Toughening nitride hard coatings by deflecting cracks along grain boundaries

Grain boundaries (GBs) in hard coatings are often considered as the weakest link, acting as preferred pathways for crack propagation and thereby limiting the coating's fracture toughness. In this study, we investigate whether continuous crack deflection along GBs can mitigate this limitation and enhance the fracture resistance of hard coatings. Three model systems were examined: CrN, AlN and their multilayered structure coatings, all characterized by columnar GB structures. Fracture toughness was quantitatively assessed using an in situ SEM micro-cantilever fracture testing. The key approach of this study is the use of two different loading geometries, with notches aligned either parallel or perpendicular to the coating's growth direction, allowing us to compare the influence of the crack propagation direction and deflection.
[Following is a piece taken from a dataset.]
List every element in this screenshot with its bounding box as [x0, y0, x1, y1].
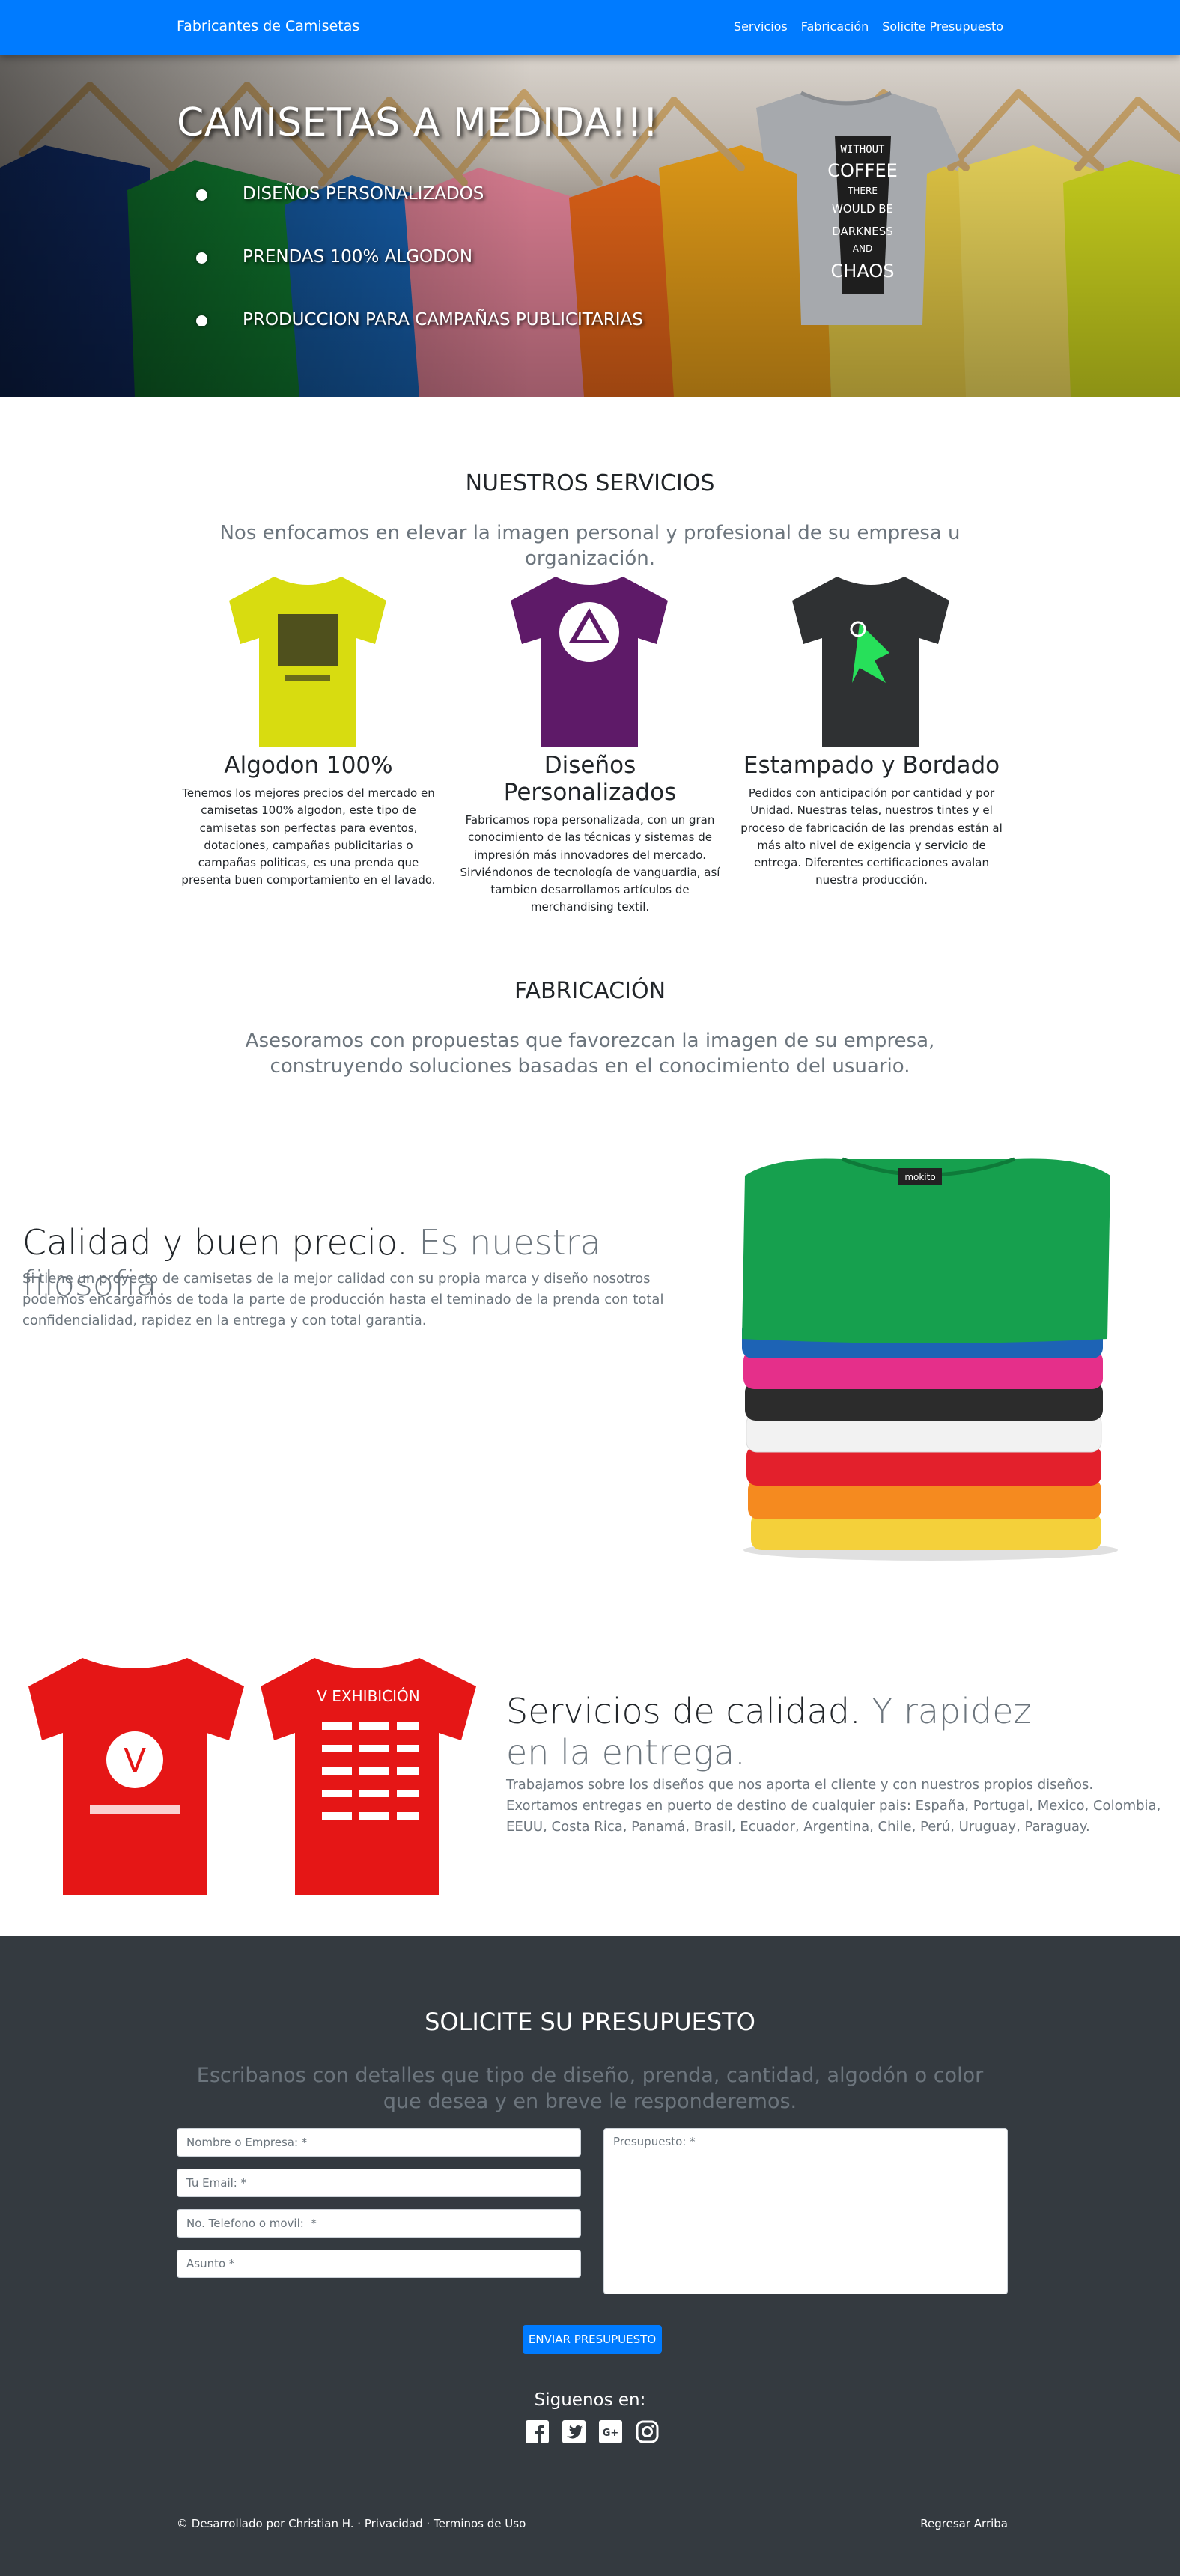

Across all three systems, the perpendicular notch configuration—aligned across the columnar microstructure—resulted in approximately 8 % higher fracture toughness. This enhancement is attributed to continuous crack deflection along GBs during deformation. Additionally, the extent of crack deflection was found to depend on the local GB arrangement, with transgranular fracture observed when no well-aligned GBs were present along the crack path. These findings provide quantitative insights into the toughening mechanisms enabled by GB-mediated crack deflection and offer design strategies for mechanically robust hard coatings.